Hypoxia inducible factors 1-3 (HIF1-3) are transcription factors that regulate gene expression in response to hypoxia. Compared
to our extensive understanding of HIF-1 and -2, our knowledge of HIF-3 is limited. In this study, we characterized the zebrafish
hif-3α gene and determined its temporal and spatial expression, physiological regulation, and biological activity. We show
that the chromosomal location, gene structure, and protein structure of zebrafish hif-3α are similar to its mammalian orthologs.

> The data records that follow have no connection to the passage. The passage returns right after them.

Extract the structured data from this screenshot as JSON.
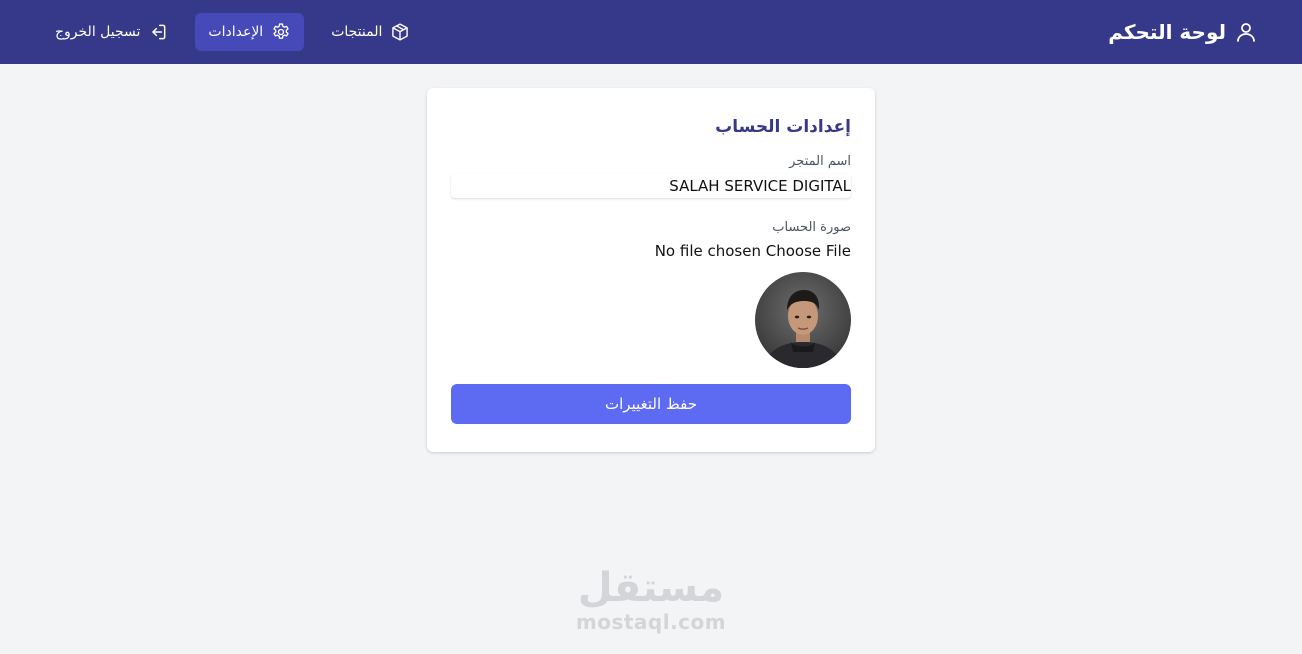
{
  "navbar": {
    "brand_title": "لوحة التحكم",
    "brand_icon": "user-icon",
    "links": [
      {
        "label": "المنتجات",
        "icon": "box-icon"
      },
      {
        "label": "الإعدادات",
        "icon": "gear-icon",
        "active": true
      },
      {
        "label": "تسجيل الخروج",
        "icon": "logout-icon"
      }
    ]
  },
  "settings": {
    "title": "إعدادات الحساب",
    "store_name_label": "اسم المتجر",
    "store_name_value": "SALAH SERVICE DIGITAL",
    "avatar_label": "صورة الحساب",
    "file_button": "Choose File",
    "file_status": "No file chosen",
    "save_label": "حفظ التغييرات"
  },
  "watermark": {
    "arabic": "مستقل",
    "latin": "mostaql.com"
  },
  "colors": {
    "navbar": "#36388a",
    "nav_active": "#4649b8",
    "primary_button": "#5d6bf3",
    "background": "#f3f4f6"
  }
}
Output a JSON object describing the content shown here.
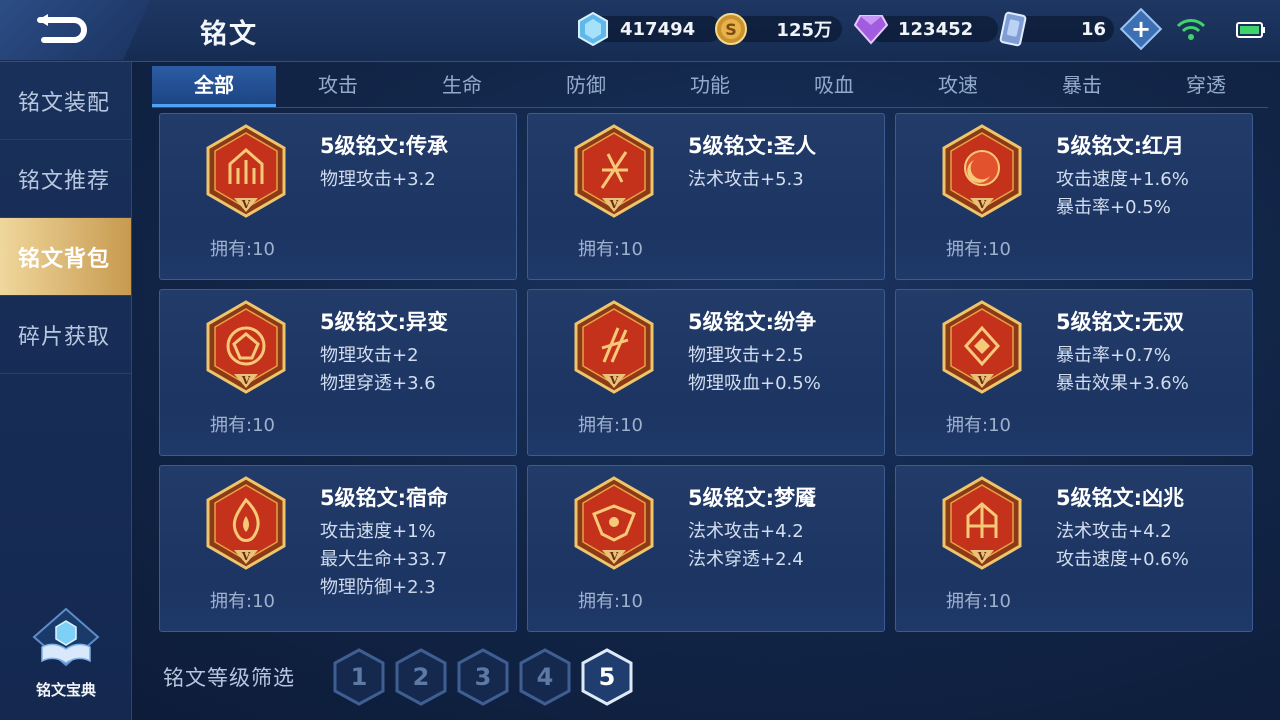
{
  "header": {
    "title": "铭文",
    "resources": [
      {
        "icon": "diamond-icon",
        "value": "417494"
      },
      {
        "icon": "gold-coin-icon",
        "value": "125万"
      },
      {
        "icon": "purple-gem-icon",
        "value": "123452"
      },
      {
        "icon": "card-ticket-icon",
        "value": "16"
      }
    ]
  },
  "sidebar": {
    "items": [
      {
        "label": "铭文装配"
      },
      {
        "label": "铭文推荐"
      },
      {
        "label": "铭文背包"
      },
      {
        "label": "碎片获取"
      }
    ],
    "active_index": 2,
    "codex_label": "铭文宝典"
  },
  "tabs": [
    "全部",
    "攻击",
    "生命",
    "防御",
    "功能",
    "吸血",
    "攻速",
    "暴击",
    "穿透"
  ],
  "active_tab": 0,
  "inscriptions": [
    {
      "name": "5级铭文:传承",
      "stats": [
        "物理攻击+3.2"
      ],
      "owned": "拥有:10",
      "tier": "V"
    },
    {
      "name": "5级铭文:圣人",
      "stats": [
        "法术攻击+5.3"
      ],
      "owned": "拥有:10",
      "tier": "V"
    },
    {
      "name": "5级铭文:红月",
      "stats": [
        "攻击速度+1.6%",
        "暴击率+0.5%"
      ],
      "owned": "拥有:10",
      "tier": "V"
    },
    {
      "name": "5级铭文:异变",
      "stats": [
        "物理攻击+2",
        "物理穿透+3.6"
      ],
      "owned": "拥有:10",
      "tier": "V"
    },
    {
      "name": "5级铭文:纷争",
      "stats": [
        "物理攻击+2.5",
        "物理吸血+0.5%"
      ],
      "owned": "拥有:10",
      "tier": "V"
    },
    {
      "name": "5级铭文:无双",
      "stats": [
        "暴击率+0.7%",
        "暴击效果+3.6%"
      ],
      "owned": "拥有:10",
      "tier": "V"
    },
    {
      "name": "5级铭文:宿命",
      "stats": [
        "攻击速度+1%",
        "最大生命+33.7",
        "物理防御+2.3"
      ],
      "owned": "拥有:10",
      "tier": "V"
    },
    {
      "name": "5级铭文:梦魇",
      "stats": [
        "法术攻击+4.2",
        "法术穿透+2.4"
      ],
      "owned": "拥有:10",
      "tier": "V"
    },
    {
      "name": "5级铭文:凶兆",
      "stats": [
        "法术攻击+4.2",
        "攻击速度+0.6%"
      ],
      "owned": "拥有:10",
      "tier": "V"
    }
  ],
  "level_filter": {
    "label": "铭文等级筛选",
    "levels": [
      "1",
      "2",
      "3",
      "4",
      "5"
    ],
    "selected": "5"
  },
  "colors": {
    "accent_blue": "#4fa3f2",
    "gold": "#d8b15f",
    "gem_red": "#c5321c"
  }
}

When tagged with EGFP and transfected into cultured cells, zebrafish Hif-3α was localized in the nucleus and stimulated reporter
gene expression in a hypoxia response element-dependent manner. During early development, hif-3α mRNA was detected in all
tissues with higher levels in the head. This expression pattern became more apparent in larvae at the 72, 96, and 120 hpf
stages. In the adult stage, hif-3α mRNA was detected in all examined tissues with the highest levels in the ovary. Hypoxia
treatment increased Hif-3α protein levels in both embryos and adults. Hypoxia also increased hif-3α mRNA expression levels
and this regulation was tissue-specific. Expression of a stabilized form of Hif-1α in zebrafish embryos increased the expression
of igfbp-1a, a Hif-1 target gene, whereas it did not change hif-3α mRNA levels, suggesting that hif-3α is not a Hif-1α target.
These results provide new information about the structural and functional conservation, spatial and temporal expression, and
physiological regulation of hif-3α in a teleost model organism.